Lately, I've been writing a bit about a book I'm reading, Prediposed by John Hibbing, Kevin Smith and John Alford. As I mentioned the other day, one of the themes is that "liberals and conservatives report distinct personality and psychological tendencies and have different tastes in all sorts of things from art and sports to personality traits and vocational preferences… Conservatives' cognitive patterns reveal a comfort level with clarity and hard categorization while liberals are more likely to value complexity and multiple categories."
Another book I'm reading-- and loving the hell out of-- is The Brothers by Stepgen Kinzer, about two of the twentieth centuries most despicable American villains, John Foster Dulles and Allen Dulles, two ruthless and venal imperialists who viewed the apparatus of power-- one ran the State Department and the other ran the CIA-- as vehicles for enriching themselves, their families and the circles. Early in Kinzer's brilliant narrative Foster had become the managing partner of the country's most powerful law firm, Sullivan & Cromwell and America's best paid lawyer. When he recruited his brother into the firm, Allen worried about "venturing into a moral and ethical twilight" and wrote "I want to keep as good a reputation as I can, notwithstanding the taint of my environment." Foster has chosen his brother when things went badly with one of his first prospective hires, William O. Douglas, one of the most brilliant legal minds of the century, a future chairman of the SEC and celebrated Supreme Court Justice. Foster told his friends that he had turned Douglas down because Douglas "didn't seem sharp enough." Douglas told the story a bit differently, and Kinzer's reflections on that illustrate the point in the work we're studying in Predisposed.
"I saw John Foster Dulles and decided against him because he was so pontifical," he wrote in a memoir. "He seemed to me like a high churchman out to exploit someone.

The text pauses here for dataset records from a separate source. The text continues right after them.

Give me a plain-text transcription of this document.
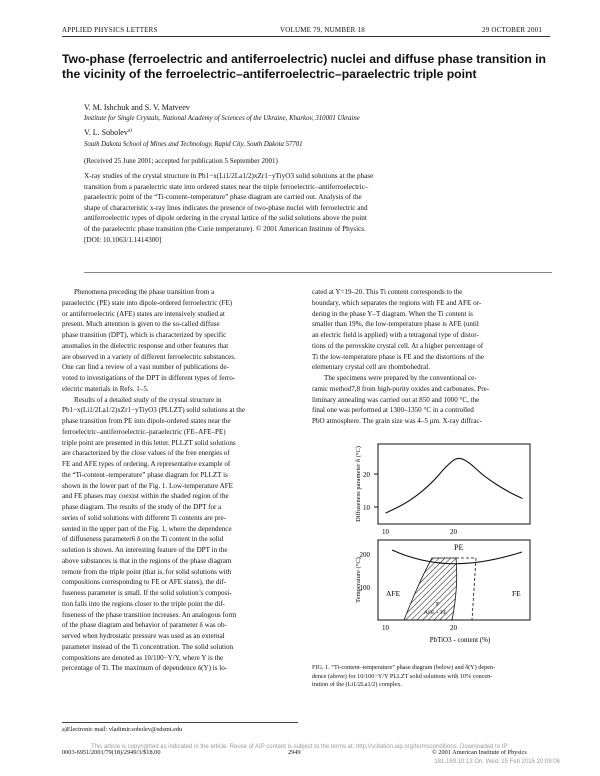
APPLIED PHYSICS LETTERS	VOLUME 79, NUMBER 18	29 OCTOBER 2001
Two-phase (ferroelectric and antiferroelectric) nuclei and diffuse phase transition in the vicinity of the ferroelectric–antiferroelectric–paraelectric triple point
V. M. Ishchuk and S. V. Matveev
Institute for Single Crystals, National Academy of Sciences of the Ukraine, Kharkov, 310001 Ukraine
V. L. Sobolev$^{a)}$
South Dakota School of Mines and Technology, Rapid City, South Dakota 57701
(Received 25 June 2001; accepted for publication 5 September 2001)
X-ray studies of the crystal structure in Pb1−x(Li1/2La1/2)xZr1−yTiyO3 solid solutions at the phase
transition from a paraelectric state into ordered states near the triple ferroelectric–antiferroelectric–
paraelectric point of the “Ti-content–temperature” phase diagram are carried out. Analysis of the
shape of characteristic x-ray lines indicates the presence of two-phase nuclei with ferroelectric and
antiferroelectric types of dipole ordering in the crystal lattice of the solid solutions above the point
of the paraelectric phase transition (the Curie temperature). © 2001 American Institute of Physics.
[DOI: 10.1063/1.1414300]
Phenomena preceding the phase transition from a
paraelectric (PE) state into dipole-ordered ferroelectric (FE)
or antiferroelectric (AFE) states are intensively studied at
present. Much attention is given to the so-called diffuse
phase transition (DPT), which is characterized by specific
anomalies in the dielectric response and other features that
are observed in a variety of different ferroelectric substances.
One can find a review of a vast number of publications de-
voted to investigations of the DPT in different types of ferro-
electric materials in Refs. 1–5.
Results of a detailed study of the crystal structure in
Pb1−x(Li1/2La1/2)xZr1−yTiyO3 (PLLZT) solid solutions at the
phase transition from PE into dipole-ordered states near the
ferroelectric–antiferroelectric–paraelectric (FE–AFE–PE)
triple point are presented in this letter. PLLZT solid solutions
are characterized by the close values of the free energies of
FE and AFE types of ordering. A representative example of
the “Ti-content–temperature” phase diagram for PLLZT is
shown in the lower part of the Fig. 1. Low-temperature AFE
and FE phases may coexist within the shaded region of the
phase diagram. The results of the study of the DPT for a
series of solid solutions with different Ti contents are pre-
sented in the upper part of the Fig. 1, where the dependence
of diffuseness parameter6 δ on the Ti content in the solid
solution is shown. An interesting feature of the DPT in the
above substances is that in the regions of the phase diagram
remote from the triple point (that is, for solid solutions with
compositions corresponding to FE or AFE states), the dif-
fuseness parameter is small. If the solid solution’s composi-
tion falls into the regions closer to the triple point the dif-
fuseness of the phase transition increases. An analogous form
of the phase diagram and behavior of parameter δ was ob-
served when hydrostatic pressure was used as an external
parameter instead of the Ti concentration. The solid solution
compositions are denoted as 10/100−Y/Y, where Y is the
percentage of Ti. The maximum of dependence δ(Y) is lo-
cated at Y=19–20. This Ti content corresponds to the
boundary, which separates the regions with FE and AFE or-
dering in the phase Y–T diagram. When the Ti content is
smaller than 19%, the low-temperature phase is AFE (until
an electric field is applied) with a tetragonal type of distor-
tions of the perovskite crystal cell. At a higher percentage of
Ti the low-temperature phase is FE and the distortions of the
elementary crystal cell are rhombohedral.
The specimens were prepared by the conventional ce-
ramic method7,8 from high-purity oxides and carbonates. Pre-
liminary annealing was carried out at 850 and 1000 °C, the
final one was performed at 1300–1350 °C in a controlled
PbO atmosphere. The grain size was 4–5 μm. X-ray diffrac-
20
10
Diffuseness parameter δ (°C)
10	20
200
100
Temperature (°C)
PE
AFE	FE
F
AFE + FE
10	20
PbTiO3 - content (%)
FIG. 1. “Ti-content–temperature” phase diagram (below) and δ(Y) depen-
dence (above) for 10/100−Y/Y PLLZT solid solutions with 10% concen-
tration of the (Li1/2La1/2) complex.
a)Electronic mail: vladimir.sobolev@sdsmt.edu
0003-6951/2001/79(18)/2949/3/$18.00	2949	© 2001 American Institute of Physics
This article is copyrighted as indicated in the article. Reuse of AIP content is subject to the terms at: http://scitation.aip.org/termsconditions. Downloaded to IP:
181.169.10.13 On: Wed, 25 Feb 2015 20:09:06
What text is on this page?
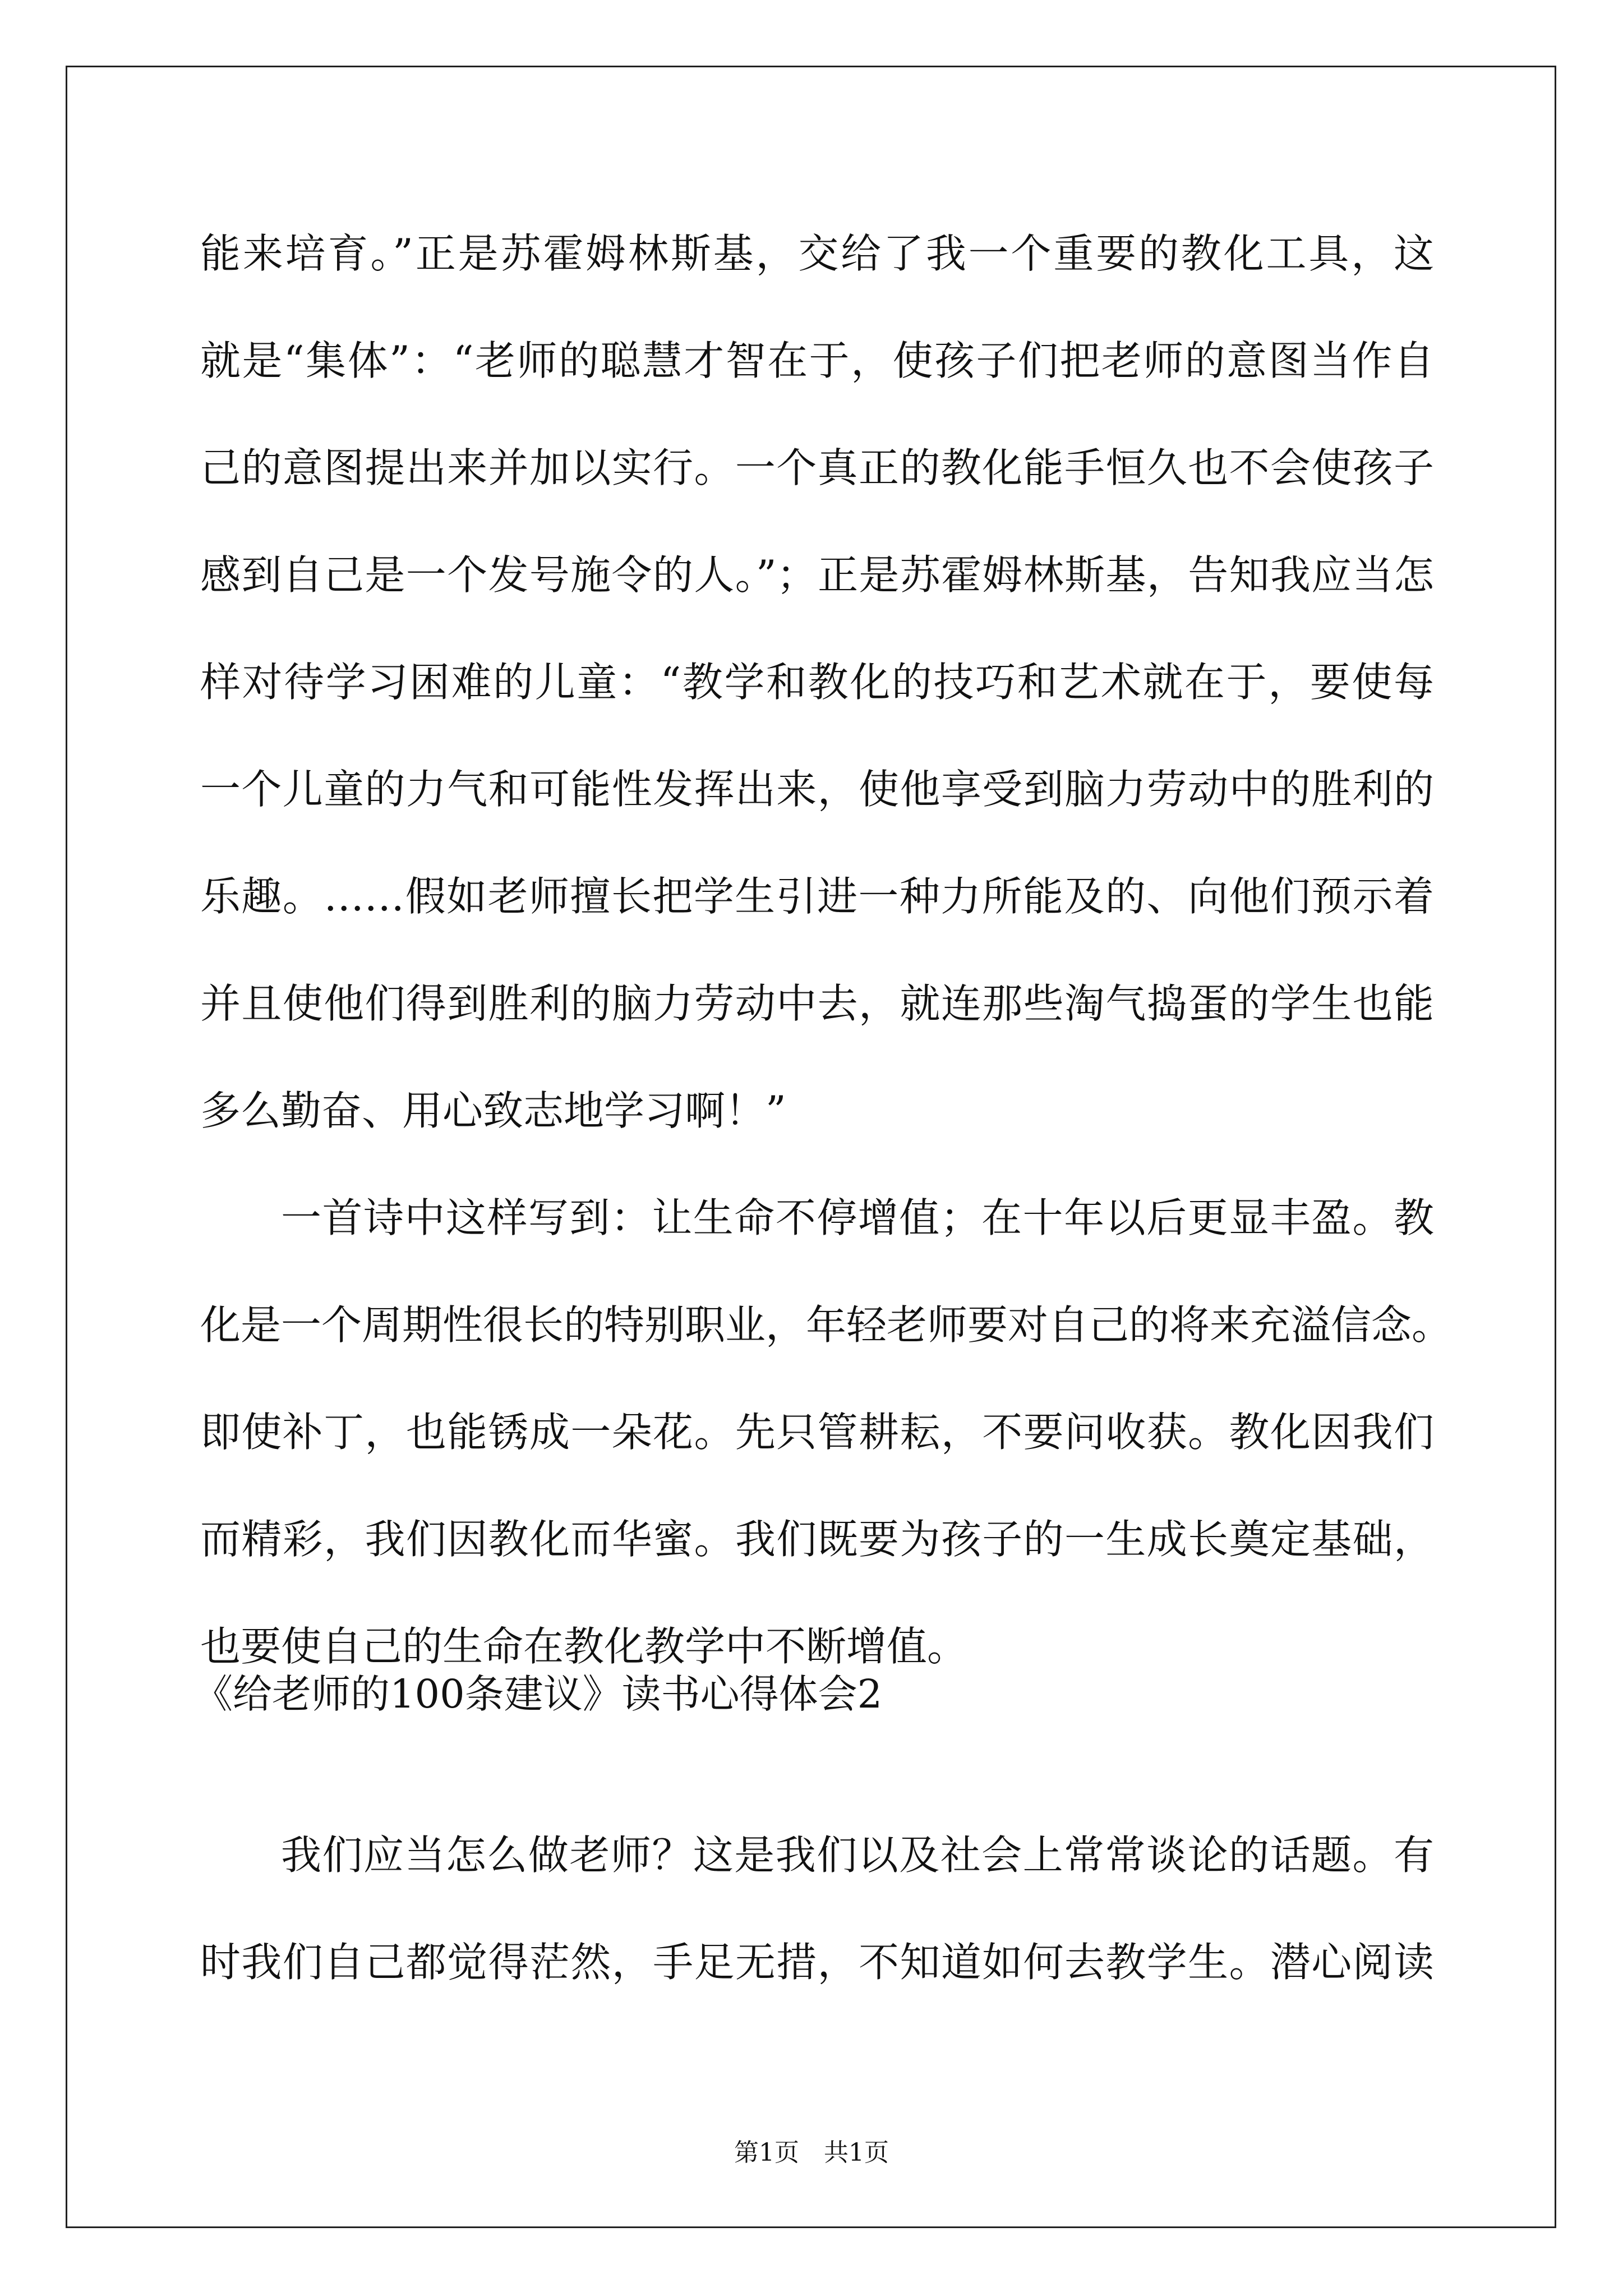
能来培育。”正是苏霍姆林斯基，交给了我一个重要的教化工具，这
就是“集体”：“老师的聪慧才智在于，使孩子们把老师的意图当作自
己的意图提出来并加以实行。一个真正的教化能手恒久也不会使孩子
感到自己是一个发号施令的人。”；正是苏霍姆林斯基，告知我应当怎
样对待学习困难的儿童：“教学和教化的技巧和艺术就在于，要使每
一个儿童的力气和可能性发挥出来，使他享受到脑力劳动中的胜利的
乐趣。……假如老师擅长把学生引进一种力所能及的、向他们预示着
并且使他们得到胜利的脑力劳动中去，就连那些淘气捣蛋的学生也能
多么勤奋、用心致志地学习啊！”
一首诗中这样写到：让生命不停增值；在十年以后更显丰盈。教
化是一个周期性很长的特别职业，年轻老师要对自己的将来充溢信念。
即使补丁，也能锈成一朵花。先只管耕耘，不要问收获。教化因我们
而精彩，我们因教化而华蜜。我们既要为孩子的一生成长奠定基础，
也要使自己的生命在教化教学中不断增值。
《给老师的100条建议》读书心得体会2
我们应当怎么做老师？这是我们以及社会上常常谈论的话题。有
时我们自己都觉得茫然，手足无措，不知道如何去教学生。潜心阅读
第1页　共1页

In fact, I was so struck with Dulles' pomposity that when he helped me on with my coat as I was leaving the office, I turned and gave him a quarter tip."Even if he has a rather important airport named after himself-- something JFK tried to prevent but was unable to achieve-- I tend to doubt that whichever saint is guarding the pearly gates, there would be any way for Foster to slip through. Dante's 8th Circle, in fact, seems to have been custom-designed for John Foster Dulles.
Foster and Douglas were profoundly different kinds of Americans. Beneath their encounter lay opposing beliefs about how law should be practiced, how the United States should act in the world, and, in the end, how life should be lived. Foster was a tightlipped patrician who had become rich by serving America's powerful corporations and banking houses. Douglas was a passionate iconoclast who sympathized with underdogs and admired foreign cultures. One embraced religious and political certitudes, abhorred upheaval, and viewed the world from paneled suites in New York, Washington and European capitals. The other rejected dogma, learned about the world by taking rugged trips through remote lands, and believed the United States should approach other countries "with humility" and let them solve their problems "in their own way."
"I'm not sure I want to go to heaven," Douglas mused later in life. "I'm afraid I might meet John Foster Dulles there."
Douglas served longer on the Supreme Court, 36 years, from 1939, when FDR appointed him to replace another giant, Louis Brandeis, until 1975, longer than any other Justice in history. Upon his retirement, Time heralded him as "the Court's uncompromising Libertarian" though not a Ron or Rand Paul perversion of that word.
William O. Douglas was the court's most undeviating liberal voice right up to his sudden retirement last week. In his later years, some critics came to view Douglas as a dangerous radical. Yet Douglas did not see the court as a tool for radical social change, "but rather as a mechanism to keep open the democratic process," says Yale Law Professor Thomas I. Emerson. To this end his decisions supported free speech, the broadest possible interpretation of individual constitutional rights and, less often noted, far-reaching Government power to regulate the economy… He was "the most doctrinaire and committed civil libertarian ever to sit on the court."Right-wingers from the Dulles mold tried several times to impeach Douglas, and failed. He died in 1980 at the age of 81, outlasting the horrid and destructive Dulles, who died at age 71 in 1959.